Get Ready for Another Round of Internet Sales Tax Brawling

The Internet Sales Tax debate is about to heat up yet again! Today, NTU attended a briefing organized by Rep. Steve Daines (R-MT) that offered many good reasons to be wary of the Marketplace (un)Fairness Act (MFA). The briefing featured Montana Attorney General Tim Fox, Phil Bond of the WE R HERE Coalition, and R Street’s Andrew Moylan. There will a formal hearing next week and those interests motivated by new revenue, or a business advantage, see this is their chance to make headway in the House.

Fox made clear that the MFA is not so much about e-commerce, as it is about the 31 states unable (or unwilling) to balance their books – at a total of $55 billion in collective deficit – looking for the power to snag more revenue. In this case that revenue would come from out-of-state businesses who they previously had no ability to burden.

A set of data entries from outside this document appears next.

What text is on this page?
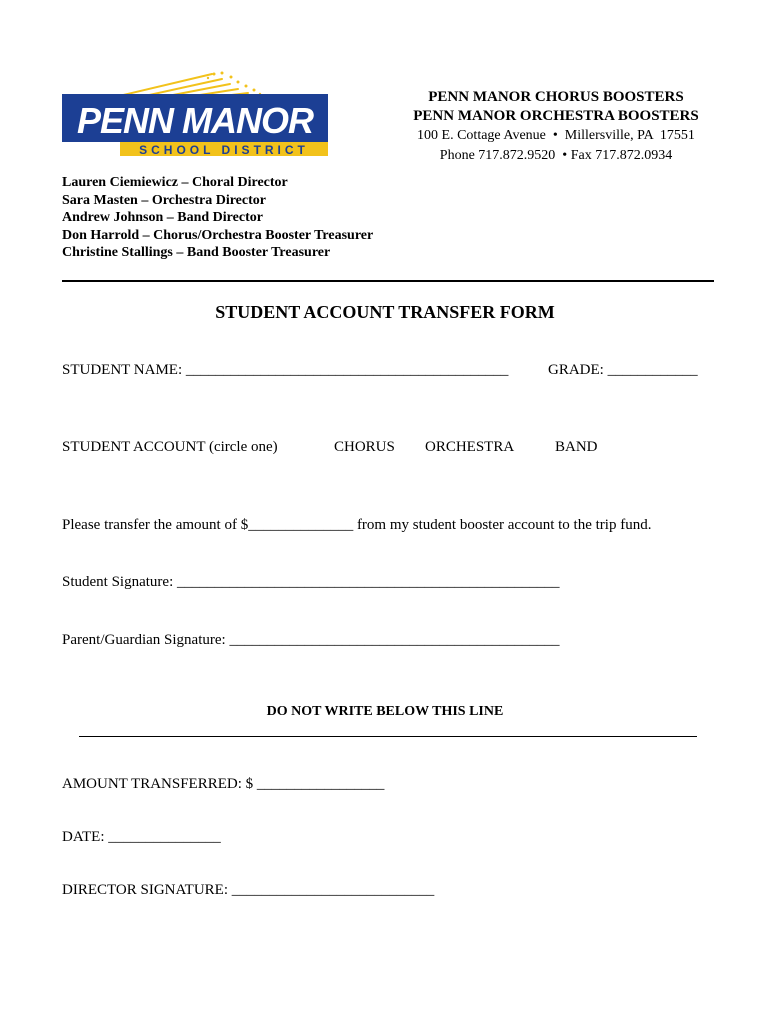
PENN MANOR
SCHOOL DISTRICT
PENN MANOR CHORUS BOOSTERS
PENN MANOR ORCHESTRA BOOSTERS
100 E. Cottage Avenue  •  Millersville, PA  17551
Phone 717.872.9520  • Fax 717.872.0934
Lauren Ciemiewicz – Choral Director
Sara Masten – Orchestra Director
Andrew Johnson – Band Director
Don Harrold – Chorus/Orchestra Booster Treasurer
Christine Stallings – Band Booster Treasurer
STUDENT ACCOUNT TRANSFER FORM
STUDENT NAME: ___________________________________________	GRADE: ____________
STUDENT ACCOUNT (circle one)	CHORUS ORCHESTRA	BAND
Please transfer the amount of $______________ from my student booster account to the trip fund.
Student Signature: ___________________________________________________
Parent/Guardian Signature: ____________________________________________
DO NOT WRITE BELOW THIS LINE
AMOUNT TRANSFERRED: $ _________________
DATE: _______________
DIRECTOR SIGNATURE: ___________________________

The Montana AG said the MFA scheme was like an “illicit drug” and that it would make the federal government a proverbial drug dealer, leading addicted states to more revenue, rather than fiscal responsibility. He also alluded to the possibility of legal action by the states should this scheme move forward.

Andrew Moylan explained the significance of the poll commissioned by NTU and R Street a few months ago (which you can read through HERE). He emphasized that the poll found across the board opposition to an MFA-type Internet Sales Tax scheme, and that people understood the current taxing principles such a policy would destroy.

WE R HERE’s Phil Bond added insight on the plight of small business in this struggle, saying thousands of enterprises would disappear overnight, thanks to 17 cents per dollar of additional compliance costs.

Of the risk of audit from over 10,000 taxing jurisdictions, Bond quipped, “When you get an audit, there’s not an app for that.”

More ominously Bond warned of the unintended consequences of such a broad change in law. For the pro-tax group, the dollar signs flashing in front of them may not come to pass, these taxes on the state level in California and Illinois have fallen woefully short of revenue projections. He also discussed consumers dealing with their state watching what they were buying online because they in essence owned them.

Taxpayers can do more than just hope the House listens to these, and many other, dire consequences of a Marketplace Fairness Act scheme. They can contact their representatives and tell them: we understand what MFA would do, don’t trash my constitutional protection against out-of-state taxing authorities, and don’t destroy the system of interstate competition that has served our country so well.

This remains a long fight, but taxpayers have to stay on their feet and never give up.